The prototype was shared this week as the company announced its plans to hire more than 100 scientists to double its research and development team over the next year and accelerate new product development. Impossible Foods ia launching a program to add 10 scientists who would otherwise work in academia.
“The plant-based alternatives that are out there are inadequate,” said Impossible Foods’ CEO and Founder Dr. Patrick O. Brown, M.D., Ph.D. “The reality is that if they weren’t, there wouldn’t be a dairy market.”
The company’s press release states that Impossible Foods’ mission is to reverse global warming and halt the world’s catastrophic biodiversity collapse by creating a mainstream, mass-market, consumer movement to eliminate the most destructive technology in human history: animal agriculture. The company’s flagship Impossible Burger has already started to displace sales of animal-derived foods, whose production is one of the biggest generators of greenhouse gas emissions and the leading driver of the global meltdown in wildlife.
In addition to doubling the size of the Silicon Valley-based R&D team over the next year, Impossible Foods is also aunching the “Impossible Investigator” project, a unique program to woo the world’s best scientists to work on the most important scientific problem Earth has ever faced.
The company has about 50 immediate openings for scientists, engineers and other R&D professionals to join existing projects; more will be posted throughout the end of the year and beyond. Impossible Investigators and the more structured roles will more than double the size of Impossible Foods’ R&D team over the next 12 months.
“Scientists want to solve the world’s biggest challenges. And the greatest problem we face today is our reliance on animal agriculture — the most destructive technology on Earth,” said Brown. “The Impossible Investigator program is an opportunity for scientists and engineers in or on the threshold of an academic career to choose another path with the biggest positive impact on humanity and our planet: using science to eliminate the most urgent existential threat we face.”

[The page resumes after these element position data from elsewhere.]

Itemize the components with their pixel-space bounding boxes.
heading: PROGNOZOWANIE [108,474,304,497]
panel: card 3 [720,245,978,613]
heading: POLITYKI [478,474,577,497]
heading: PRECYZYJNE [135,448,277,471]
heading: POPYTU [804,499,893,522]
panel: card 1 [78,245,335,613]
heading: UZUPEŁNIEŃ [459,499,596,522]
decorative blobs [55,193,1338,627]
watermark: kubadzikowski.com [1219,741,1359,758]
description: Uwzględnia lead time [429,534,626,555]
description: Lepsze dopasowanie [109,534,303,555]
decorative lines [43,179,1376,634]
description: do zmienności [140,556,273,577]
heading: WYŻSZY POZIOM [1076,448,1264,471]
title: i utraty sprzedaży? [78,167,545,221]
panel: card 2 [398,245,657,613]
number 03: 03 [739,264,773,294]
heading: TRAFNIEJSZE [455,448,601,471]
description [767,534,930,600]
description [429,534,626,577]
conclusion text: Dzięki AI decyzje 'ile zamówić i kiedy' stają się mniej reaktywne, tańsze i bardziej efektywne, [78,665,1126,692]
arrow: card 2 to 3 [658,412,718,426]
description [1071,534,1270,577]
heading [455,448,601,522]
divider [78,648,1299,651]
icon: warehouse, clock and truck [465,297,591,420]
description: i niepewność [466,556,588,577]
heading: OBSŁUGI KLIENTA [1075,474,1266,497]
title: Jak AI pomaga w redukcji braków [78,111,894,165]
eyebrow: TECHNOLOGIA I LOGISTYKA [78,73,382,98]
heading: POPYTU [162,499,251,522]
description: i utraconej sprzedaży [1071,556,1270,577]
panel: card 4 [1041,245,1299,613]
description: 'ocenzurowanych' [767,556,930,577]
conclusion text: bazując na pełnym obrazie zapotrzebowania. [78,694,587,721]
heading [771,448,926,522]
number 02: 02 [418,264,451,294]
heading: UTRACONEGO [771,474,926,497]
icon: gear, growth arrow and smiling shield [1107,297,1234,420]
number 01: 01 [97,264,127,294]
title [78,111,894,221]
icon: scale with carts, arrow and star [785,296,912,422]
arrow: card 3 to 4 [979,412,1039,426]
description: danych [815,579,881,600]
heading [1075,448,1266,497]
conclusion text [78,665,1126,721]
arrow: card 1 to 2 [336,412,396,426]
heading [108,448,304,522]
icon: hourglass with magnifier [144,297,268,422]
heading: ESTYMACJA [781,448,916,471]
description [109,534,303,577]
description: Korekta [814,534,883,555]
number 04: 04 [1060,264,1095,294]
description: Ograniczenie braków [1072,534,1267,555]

Brown, Professor Emeritus of Biochemistry at Stanford University and a former Howard Hughes Medical Institute investigator, left his job leading an award-winning Stanford biochemistry lab to start Impossible Foods in 2011.
“I know the appeal of having the freedom and the resources to tackle great problems of your own choosing in whatever way you think best,” Brown said. “We intend to make Impossible Foods the premier ‘planetary technology company’ — the place for brilliant scientists to have that freedom to conduct the most cutting-edge experiments and bring to life world-changing inventions, with the potential to immediately scale their real-world impact and without the hassles and distractions of academia.”
Disclaimer: We have no position in any of the companies mentioned and have not been compensated for this article.